Things will never “get back to normal.” Things will always change. Things must always change. And, we should expect change to continue to accelerate. Our world should be expected to be in such dynamic flux that thinking in terms of “normal” will be counterproductive and dangerous. People who prefer to fantasize about returning to how things used to be are in for a hard time.
For instance, while some were denying climate change, others were deceiving themselves into thinking that we might head-off dramatic weather alterations by making strong efforts such as setting limits on our carbon emissions. Both groups are deluding themselves. It is too late to return to “normal” weather. Warming is already releasing trapped methane from previously-frozen hydrate deposits, which will further-accelerate warming. The sooner we accept inevitable change, the better we will cope with the necessity to adapt.
For another example, while some were crowing about “American exceptionalism,” others were deceiving themselves into thinking that the United States might retain its status as the “leader of the free world,” the “world’s policeman,” and the uniquely unimpeachable superpower. Both groups are deluding themselves. As globalization proceeds, vast populations will escape endemic poverty. The Internet will give billions of people new access to unbounded knowledge. These peoples will work very hard to better their condition and participate in the broader economic and political systems.
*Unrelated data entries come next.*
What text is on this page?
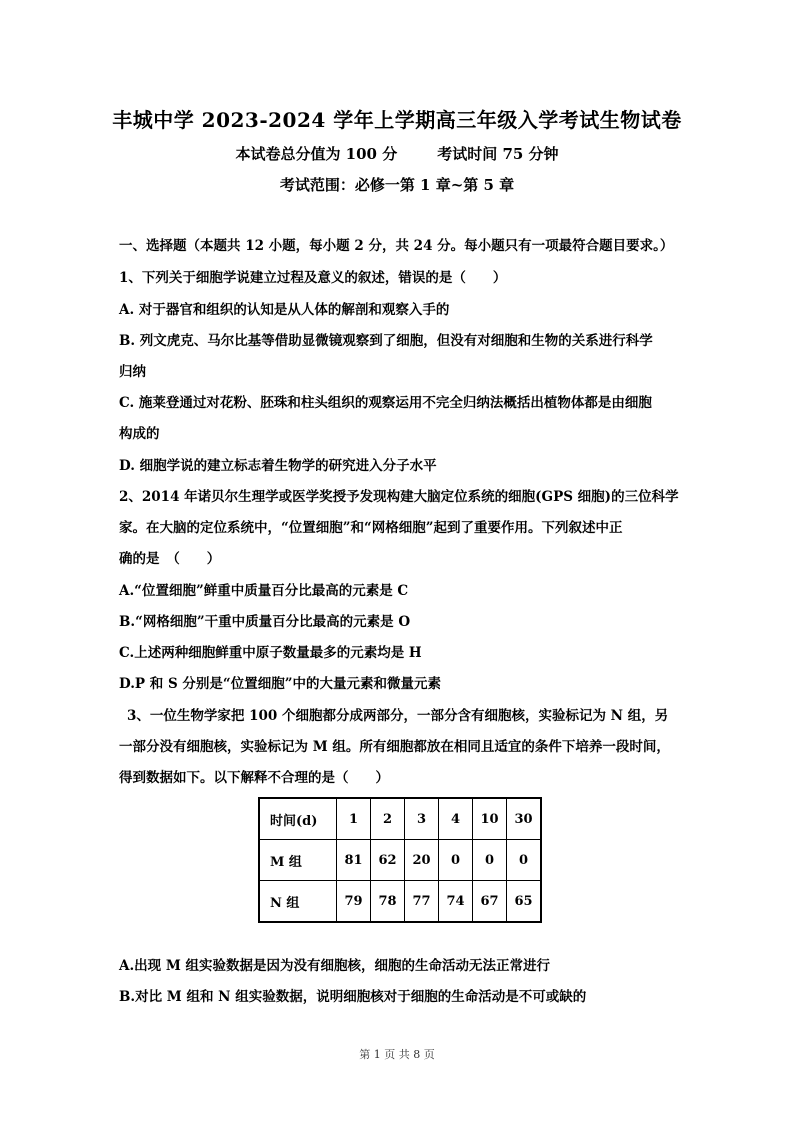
丰城中学 2023-2024 学年上学期高三年级入学考试生物试卷
本试卷总分值为 100 分	考试时间 75 分钟
考试范围：必修一第 1 章~第 5 章
一、选择题（本题共 12 小题，每小题 2 分，共 24 分。每小题只有一项最符合题目要求。）
1、下列关于细胞学说建立过程及意义的叙述，错误的是（　　）
A. 对于器官和组织的认知是从人体的解剖和观察入手的
B. 列文虎克、马尔比基等借助显微镜观察到了细胞，但没有对细胞和生物的关系进行科学
归纳
C. 施莱登通过对花粉、胚珠和柱头组织的观察运用不完全归纳法概括出植物体都是由细胞
构成的
D. 细胞学说的建立标志着生物学的研究进入分子水平
2、2014 年诺贝尔生理学或医学奖授予发现构建大脑定位系统的细胞(GPS 细胞)的三位科学
家。在大脑的定位系统中，“位置细胞”和“网格细胞”起到了重要作用。下列叙述中正
确的是　（　　）
A.“位置细胞”鲜重中质量百分比最高的元素是 C
B.“网格细胞”干重中质量百分比最高的元素是 O
C.上述两种细胞鲜重中原子数量最多的元素均是 H
D.P 和 S 分别是“位置细胞”中的大量元素和微量元素
3、一位生物学家把 100 个细胞都分成两部分，一部分含有细胞核，实验标记为 N 组，另
一部分没有细胞核，实验标记为 M 组。所有细胞都放在相同且适宜的条件下培养一段时间，
得到数据如下。以下解释不合理的是（　　）
时间(d)	1	2	3	4	10	30
M 组	81	62	20	0	0	0
N 组	79	78	77	74	67	65
A.出现 M 组实验数据是因为没有细胞核，细胞的生命活动无法正常进行
B.对比 M 组和 N 组实验数据，说明细胞核对于细胞的生命活动是不可或缺的
第 1 页 共 8 页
Fortunately, humans are a profoundly-adaptable species. We will continue to seek and create new materials technology, energy sources, transportation infrastructure, food production systems and more. Our biggest problems won’t be a lack of technology or creative resources. We will have to fight hardest against entrenched economic and political interests. These interests are deeply invested in existing properties, businesses, and organizations. They will use their power to resist necessary change.
Imagine discovering that you own huge deposits of carbon fuel when burning oil and coal becomes obsolete. Imaging owning vast swaths of urban and agriculture property that becomes useless due to rising seas or disappearing rivers. Imagine being invested in drugs, medical devices, and hospitals when people start becoming healthier. Businesses without farsighted leadership will fail to invest in change. Instead, they will consume themselves in trying to double-down on strategies that no longer make sense.
Adapting to the challenges of our future will require more than developing new technologies. It will be necessary to change broadly-held beliefs about how things should be and what should be done. Will the barren American desert Southwest migrate to Canada, leaving parched mesas and former river plains to be transformed into energy collection zones? Should our trucking industry, burgeoning suburbs, and interstate highway systems be deliberately abandoned in favor of carefully-designed urban areas and high-speed long-distance transport tubes?
We need to escape the existential trap of expecting any return to the comforts of our former abundant and wasteful normals. Old normals will become the exclusive guilty indulgences of the very wealthy. For everyone else, such unsustainable consumption by these elites will become unachievable, undesirable, unthinkable, and intolerable. If we do not plan for change, change will undo our plans.